Kuwait Bans DSLR Cameras Use For Non-Journalists
DaveNJ1987 writes "Kuwait has banned the use of Digital Single Lens Reflex (DSLR) cameras in public places for anyone who is not a journalist. The ban, which was passed by the unanimous agreement of the country's Ministry of Social Affairs, Ministry of Information and Ministry of Finance, prevents the public from using DSLR devices on the streets of the Middle Eastern State. Tourists are to be affected by the new laws and must be aware of this before travelling to Kuwait. Smaller digital cameras and camera phones are exempt from the ban."
If you can identify a journalist by his camera, it's easier to target journalists when you want to keep "bad news" from leaving the country.
I write sci-fi for metalheads
Hm... I wonder if a technology ANALOG SLRs that don't use film would be effected by this? For example, using a CMOS analog sensor instead of a digital image sensor. And instead of storing bits, store voltages on some kind of media.
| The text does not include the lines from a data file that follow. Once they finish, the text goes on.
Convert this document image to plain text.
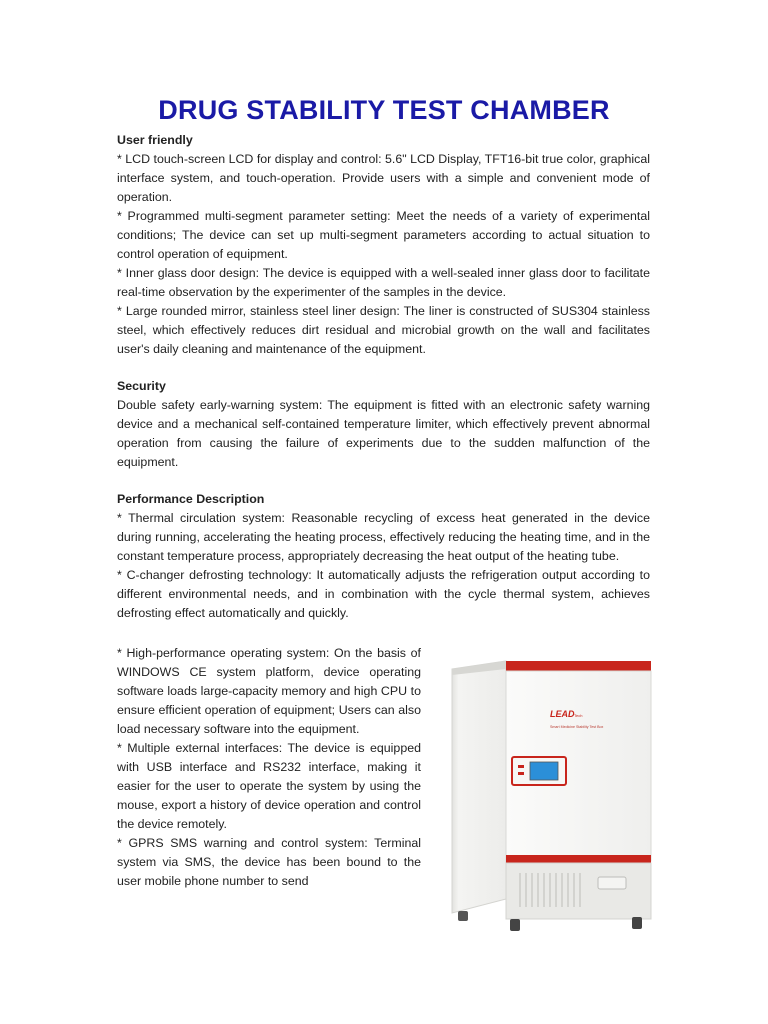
DRUG STABILITY TEST CHAMBER

User friendly

* LCD touch-screen LCD for display and control: 5.6" LCD Display, TFT16-bit true color, graphical interface system, and touch-operation. Provide users with a simple and convenient mode of operation.

* Programmed multi-segment parameter setting: Meet the needs of a variety of experimental conditions; The device can set up multi-segment parameters according to actual situation to control operation of equipment.

* Inner glass door design: The device is equipped with a well-sealed inner glass door to facilitate real-time observation by the experimenter of the samples in the device.

* Large rounded mirror, stainless steel liner design: The liner is constructed of SUS304 stainless steel, which effectively reduces dirt residual and microbial growth on the wall and facilitates user's daily cleaning and maintenance of the equipment.

Security

Double safety early-warning system: The equipment is fitted with an electronic safety warning device and a mechanical self-contained temperature limiter, which effectively prevent abnormal operation from causing the failure of experiments due to the sudden malfunction of the equipment.

Performance Description

* Thermal circulation system: Reasonable recycling of excess heat generated in the device during running, accelerating the heating process, effectively reducing the heating time, and in the constant temperature process, appropriately decreasing the heat output of the heating tube.

* C-changer defrosting technology: It automatically adjusts the refrigeration output according to different environmental needs, and in combination with the cycle thermal system, achieves defrosting effect automatically and quickly.

* High-performance operating system: On the basis of WINDOWS CE system platform, device operating software loads large-capacity memory and high CPU to ensure efficient operation of equipment; Users can also load necessary software into the equipment.

* Multiple external interfaces: The device is equipped with USB interface and RS232 interface, making it easier for the user to operate the system by using the mouse, export a history of device operation and control the device remotely.

* GPRS SMS warning and control system: Terminal system via SMS, the device has been bound to the user mobile phone number to send

LEAD Tech
Smart Medicine Stability Test Box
I suppose the Kuwaiti photography market might not be large enough to support such a device being created [if it does not exist already], however
If only there were some kind of pre-existing analog SLR format that could be readily used... Some method, perhaps, wherein photons interact with molecules of silver hadride to form a latent image on some kind of plastic based substrate.. One could envision a method for retrieving the so-called "latent image" via chemical means.
Each processor would proceed sequentially as if it had been better for them not to rise against Saul.
"Tourists are to be affected by the new laws..."
What tourists?! I live and work in Kuwait... As a country, it's really not a tourist hotspot! Any tourist coming here, even if they took snaps of the the most interesting features, would leave with only images of scrubby desert, busy highways, shopping malls, a few skyscrapers, and the Kuwait Towers.
But, yes, it's a daft rule, and it may well affect the local amateur photography enthusiasts. However, Kuwaiti law is not consistently applied: If you're a Kuwaiti citizen, you'll often get away with something that a non-Kuwaiti would not - especially if you have a bit of 'wasta' (i.e. your father knows the second-cousin of the minister's uncle!)